Consider a machine with N cores running a program which spawns N parallel tasks, each of which in turn spawns N parallel tasks. Which subtasks do the cores work on initially? If it's the first subtask of each top-level task, that's breadth-first scheduling. If it's all N subtasks of the first top-level task, that's depth-first scheduling. The latter is better for high-performance computing because it tends to be the lower level libraries that are really carefully tuned to make optimal use of the machine (think BLAS/FTT/parallel sum/prefix sum). Previously it was unknown how to implement this kind of scheduling efficiently. See this talk by Kiran Pamnany for more details:

https://www.youtube.com/watch?v=YdiZa0Y3F3c


Ah I see what you mean! I really hate to pile on with the Haskell observation but the 1995 paper by Blelloch that is mentioned in that talk is exactly the heart of GHC's data parallelism as well (under the name nested data parallelism).

See slide 8 here: https://www.microsoft.com/en-us/research/wp-content/uploads/...

Later versions of Blelloch's language are referred to in other parallel Haskell papers.

FWIW I think this is nonetheless fantastic news for Julia! It's certainly poised to do great work in areas that I doubt will get any Haskell traction anytime soon (if ever) for good reasons.

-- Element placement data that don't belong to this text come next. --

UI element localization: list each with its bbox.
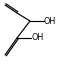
Text: OH: OH — [44, 16, 56, 25]
Text: OH: OH — [31, 34, 43, 42]
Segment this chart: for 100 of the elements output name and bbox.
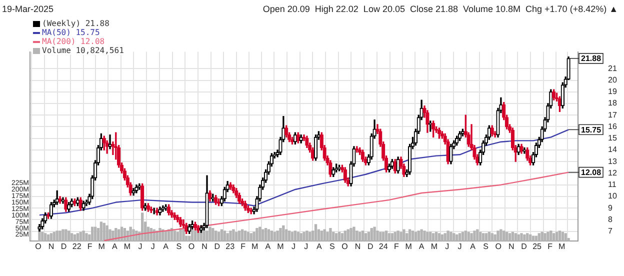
x-tick-label: F [240,242,246,252]
y-tick-label: 20 [608,75,618,84]
bar [390,233,394,242]
bar [56,230,58,242]
bar [335,233,338,242]
bar [85,233,88,242]
bar [417,230,420,242]
candlestick [520,144,524,154]
bar [511,232,514,242]
bar [46,234,50,242]
candlestick [299,134,303,144]
y-tick-label: 10 [608,192,618,201]
bar [44,233,47,242]
y-tick-label: 14 [608,145,618,154]
bar [382,232,385,242]
x-tick-label: A [316,242,322,252]
y-tick-label: 12 [608,168,618,178]
bar [476,229,479,242]
bar [473,230,476,242]
x-tick-label: F [394,242,399,252]
bar [91,226,94,242]
bar [550,230,552,242]
bar [406,233,408,242]
bar [106,225,108,242]
bar [364,233,368,242]
x-tick-label: N [508,242,515,252]
candlestick [158,206,162,216]
bar [479,232,482,242]
bar [264,228,268,242]
bar [564,233,567,242]
bar [76,233,80,242]
bar [402,229,406,242]
bar [208,226,212,242]
bar [346,229,350,242]
bar [314,224,318,242]
bar [432,233,435,242]
candlestick [164,204,168,211]
bar [220,229,224,242]
x-tick-label: N [354,242,361,252]
bar [235,232,238,242]
bar [73,234,76,242]
bar [290,232,294,242]
bar [552,233,556,242]
x-tick-label: F [87,242,92,252]
x-tick-label: D [214,242,220,252]
bar [179,228,182,242]
bar [394,232,396,242]
bar [434,232,438,242]
annotation: 15.75 [581,125,602,134]
x-tick-label: S [483,242,488,252]
bar [490,233,494,242]
x-tick-label: J [138,242,142,252]
x-tick-label: O [342,242,348,252]
x-tick-label: M [98,242,106,252]
y-tick-label: 9 [608,203,613,212]
y-tick-label: 16 [608,122,618,131]
candlestick [490,125,494,136]
bar [461,232,464,242]
bar [296,232,300,242]
candlestick [249,208,253,214]
bar [538,233,540,242]
bar [558,230,562,242]
candlestick [522,147,526,154]
bar [41,232,44,242]
bar [396,230,400,242]
x-tick-label: A [163,242,170,252]
x-tick-label: A [112,242,118,252]
bar [505,232,508,242]
bar [202,230,206,242]
bar [194,230,197,242]
bar [414,232,418,242]
x-tick-label: O [188,242,195,252]
x-tick-label: D [367,242,374,252]
bar [534,236,538,242]
bar [344,230,346,242]
x-tick-label: A [265,242,272,252]
bar [329,228,332,242]
bar [214,230,218,242]
candlestick [337,164,342,172]
y-tick-label: 7 [608,226,613,236]
bar [308,232,312,242]
annotation: 12.08 [581,168,602,177]
legend-label: MA(200) 12.08 [42,37,105,46]
legend-label: MA(50) 15.75 [42,28,100,37]
x-tick-label: M [405,242,412,252]
bar [282,225,285,242]
candlestick [132,188,136,196]
bar [52,232,56,242]
chart-subtitle: 19-Mar-2025 [2,4,54,14]
bar [500,229,502,242]
candlestick [76,197,80,206]
bar [279,228,282,242]
candlestick [58,196,62,204]
y-tick-label: 19 [608,87,618,96]
candlestick [155,208,159,216]
x-tick-label: A [470,242,476,252]
bar [270,230,273,242]
bar [464,230,467,242]
bar [438,233,441,242]
bar [217,232,220,242]
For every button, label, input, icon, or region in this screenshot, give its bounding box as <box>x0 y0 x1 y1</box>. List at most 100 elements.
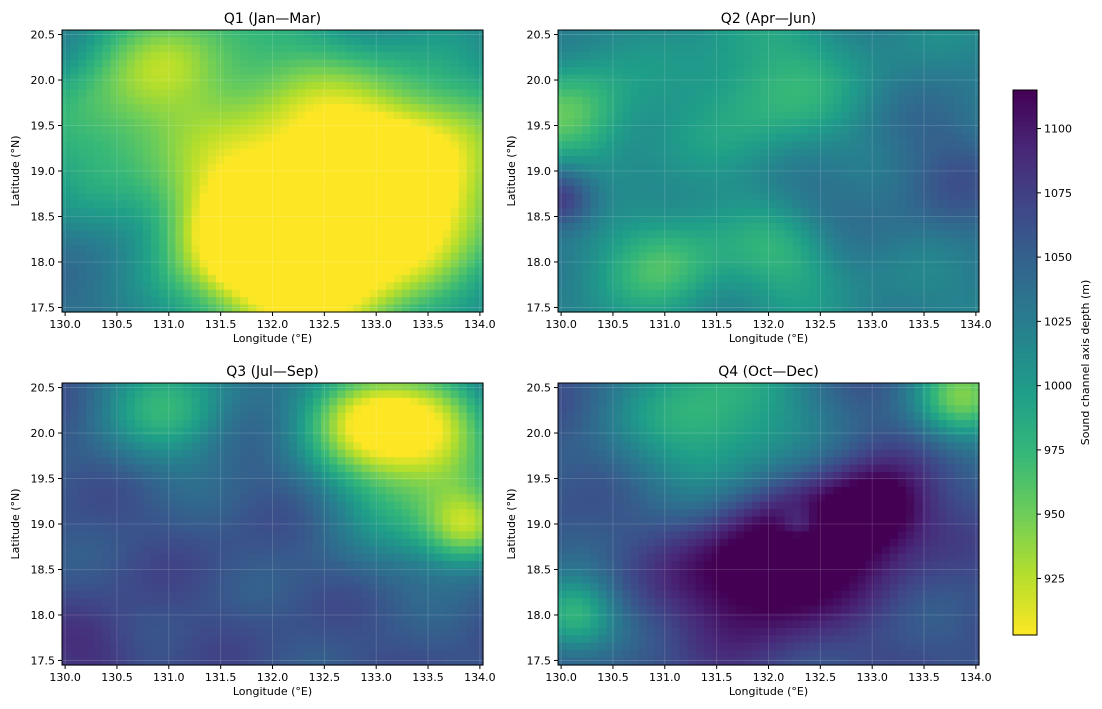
heatmap-cell <box>450 222 460 231</box>
heatmap-cell <box>671 37 681 46</box>
heatmap-cell <box>199 148 209 157</box>
heatmap-cell <box>671 260 681 269</box>
heatmap-cell <box>833 44 842 53</box>
heatmap-cell <box>922 52 932 61</box>
heatmap-cell <box>558 171 567 180</box>
heatmap-cell <box>606 67 616 76</box>
heatmap-cell <box>970 104 980 113</box>
heatmap-cell <box>873 267 883 276</box>
heatmap-cell <box>167 267 176 276</box>
heatmap-cell <box>70 67 79 76</box>
heatmap-cell <box>280 185 290 194</box>
heatmap-cell <box>679 267 689 276</box>
heatmap-cell <box>159 59 168 68</box>
heatmap-cell <box>353 434 363 443</box>
heatmap-cell <box>825 74 834 83</box>
heatmap-cell <box>752 119 762 128</box>
heatmap-cell <box>102 509 112 518</box>
heatmap-cell <box>622 178 632 187</box>
heatmap-cell <box>442 464 452 473</box>
heatmap-cell <box>369 501 379 510</box>
heatmap-cell <box>792 119 802 128</box>
y-tick-label: 20.0 <box>527 74 552 87</box>
heatmap-cell <box>466 479 476 488</box>
heatmap-cell <box>434 37 444 46</box>
heatmap-cell <box>223 390 233 399</box>
heatmap-cell <box>377 126 387 135</box>
heatmap-cell <box>272 67 282 76</box>
heatmap-cell <box>760 59 770 68</box>
heatmap-cell <box>817 245 826 254</box>
heatmap-cell <box>825 178 834 187</box>
heatmap-cell <box>946 215 956 224</box>
heatmap-cell <box>385 185 395 194</box>
heatmap-cell <box>118 208 128 217</box>
heatmap-cell <box>695 215 705 224</box>
heatmap-cell <box>110 215 120 224</box>
heatmap-cell <box>353 289 363 298</box>
heatmap-cell <box>86 237 95 246</box>
heatmap-cell <box>215 494 225 503</box>
heatmap-cell <box>442 133 452 142</box>
heatmap-cell <box>638 59 648 68</box>
heatmap-cell <box>638 52 648 61</box>
heatmap-cell <box>442 434 452 443</box>
heatmap-cell <box>410 245 419 254</box>
heatmap-cell <box>647 282 656 291</box>
heatmap-cell <box>711 297 721 306</box>
heatmap-cell <box>175 30 185 39</box>
heatmap-cell <box>938 111 948 120</box>
heatmap-cell <box>614 260 624 269</box>
heatmap-cell <box>889 74 899 83</box>
heatmap-cell <box>264 237 274 246</box>
heatmap-cell <box>865 44 875 53</box>
heatmap-cell <box>736 59 745 68</box>
heatmap-cell <box>86 133 95 142</box>
heatmap-cell <box>760 208 770 217</box>
heatmap-cell <box>630 89 640 98</box>
heatmap-cell <box>223 260 233 269</box>
heatmap-cell <box>223 208 233 217</box>
heatmap-cell <box>264 494 274 503</box>
heatmap-cell <box>768 141 778 150</box>
heatmap-cell <box>458 96 468 105</box>
heatmap-cell <box>94 304 104 313</box>
heatmap-cell <box>337 126 346 135</box>
heatmap-cell <box>442 178 452 187</box>
heatmap-cell <box>898 89 907 98</box>
heatmap-cell <box>240 111 249 120</box>
heatmap-cell <box>784 141 794 150</box>
heatmap-cell <box>418 222 427 231</box>
heatmap-cell <box>558 52 567 61</box>
heatmap-cell <box>768 252 778 261</box>
heatmap-cell <box>703 200 713 209</box>
heatmap-cell <box>736 81 745 90</box>
heatmap-cell <box>353 104 363 113</box>
heatmap-cell <box>183 156 193 165</box>
heatmap-cell <box>873 304 883 313</box>
heatmap-cell <box>679 245 689 254</box>
heatmap-cell <box>361 126 371 135</box>
heatmap-cell <box>94 67 104 76</box>
heatmap-cell <box>78 397 87 406</box>
heatmap-cell <box>574 200 583 209</box>
heatmap-cell <box>418 479 427 488</box>
heatmap-cell <box>450 52 460 61</box>
heatmap-cell <box>264 412 274 421</box>
heatmap-cell <box>207 215 217 224</box>
heatmap-cell <box>719 52 729 61</box>
heatmap-cell <box>671 104 681 113</box>
heatmap-cell <box>458 74 468 83</box>
heatmap-cell <box>312 126 322 135</box>
heatmap-cell <box>175 260 185 269</box>
heatmap-cell <box>296 156 306 165</box>
heatmap-cell <box>86 104 95 113</box>
heatmap-cell <box>402 412 411 421</box>
heatmap-cell <box>800 104 810 113</box>
heatmap-cell <box>614 52 624 61</box>
heatmap-cell <box>418 163 427 172</box>
heatmap-cell <box>304 178 314 187</box>
heatmap-cell <box>914 30 923 39</box>
heatmap-cell <box>215 222 225 231</box>
heatmap-cell <box>223 479 233 488</box>
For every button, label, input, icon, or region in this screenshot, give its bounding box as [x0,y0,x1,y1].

EDIT: Interesting, I think Julia is taking a coarser grained approach here that breaks down a bit for irregularly balanced execution trees, but relies less on fusion (i.e. doesn't use fusion at all) which is nice. I'm curious to see how this particular implementation of the "depth first" idea goes!

EDIT EDIT: Actually I'm not sure how much fusion is necessary for GHC's approach... Time to investigate more closely. Also call out to anyone more familiar with Data Parallel Haskell to chime in. I'm getting out of my depth.


I'm not surprised that Haskell supports this kind of parallelism, although I wasn't aware of it previously. After all, if you're going to the trouble of being that pure, why not be parallel?